Sharing, streaming of scientific visualisations set for boost

11 Sep 2012

The San Diego Supercomputer Center (SDSC) at the University of California, San Diego, has been awarded a three-year, $810,000 grant from the National Science Foundation (NSF) to develop a resource that lets researchers seamlessly share and stream scientific visualisations on a variety of platforms, including mobile devices.

The new project, named SEED for 'swiftly encode, explore, disseminate,' provides an essential yet missing component in computational research and the current high-performance computing (HPC) infrastructure.

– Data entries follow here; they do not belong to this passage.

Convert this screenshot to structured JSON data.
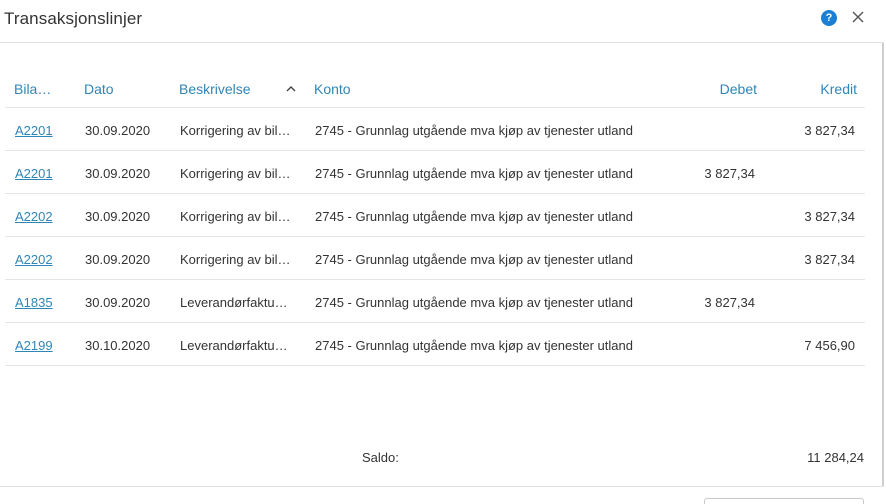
{
  "dialog": {
    "title": "Transaksjonslinjer",
    "help_glyph": "?",
    "close_glyph": "×"
  },
  "columns": {
    "bilag": "Bila…",
    "dato": "Dato",
    "beskrivelse": "Beskrivelse",
    "konto": "Konto",
    "debet": "Debet",
    "kredit": "Kredit"
  },
  "sort": {
    "column": "beskrivelse",
    "direction": "ascending"
  },
  "rows": [
    {
      "bilag": "A2201",
      "dato": "30.09.2020",
      "beskrivelse": "Korrigering av bil…",
      "konto": "2745 - Grunnlag utgående mva kjøp av tjenester utland",
      "debet": "",
      "kredit": "3 827,34"
    },
    {
      "bilag": "A2201",
      "dato": "30.09.2020",
      "beskrivelse": "Korrigering av bil…",
      "konto": "2745 - Grunnlag utgående mva kjøp av tjenester utland",
      "debet": "3 827,34",
      "kredit": ""
    },
    {
      "bilag": "A2202",
      "dato": "30.09.2020",
      "beskrivelse": "Korrigering av bil…",
      "konto": "2745 - Grunnlag utgående mva kjøp av tjenester utland",
      "debet": "",
      "kredit": "3 827,34"
    },
    {
      "bilag": "A2202",
      "dato": "30.09.2020",
      "beskrivelse": "Korrigering av bil…",
      "konto": "2745 - Grunnlag utgående mva kjøp av tjenester utland",
      "debet": "",
      "kredit": "3 827,34"
    },
    {
      "bilag": "A1835",
      "dato": "30.09.2020",
      "beskrivelse": "Leverandørfaktu…",
      "konto": "2745 - Grunnlag utgående mva kjøp av tjenester utland",
      "debet": "3 827,34",
      "kredit": ""
    },
    {
      "bilag": "A2199",
      "dato": "30.10.2020",
      "beskrivelse": "Leverandørfaktu…",
      "konto": "2745 - Grunnlag utgående mva kjøp av tjenester utland",
      "debet": "",
      "kredit": "7 456,90"
    }
  ],
  "summary": {
    "saldo_label": "Saldo:",
    "saldo_value": "11 284,24"
  },
  "colors": {
    "link": "#2f86b6",
    "help_badge": "#1b80d4",
    "text": "#333333",
    "border": "#e4e4e4"
  }
}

''We will be creating a cyberinfrastructure to fill these gaps by using a combination of hardware and software that will enable rapid sharing, exploration, video encoding, and dissemination of visualization content on the Web directly from HPC resources,'' said Amit Chourasia, a senior visualisation scientist at SDSC and principal investigator for the project.

Computational simulations have become an indispensable tool for researchers in a wide variety of areas, from neurosurgical planning to better predicting the impact of earthquakes.

As these simulations increase in complexity, resolution and duration, visualisation of their results has become important in rapid assessment of the data. In addition, collaborative analysis of simulation and observational data by multiple researchers or groups is emerging across myriad research communities.

The result of many visualisation processes is a set of image sequences, which can be encoded as a movie and distributed within and beyond the research groups doing the simulations. However, the encoding process of such movies is a computationally intensive, cumbersome and complicated process as well as one that each research group must undertake.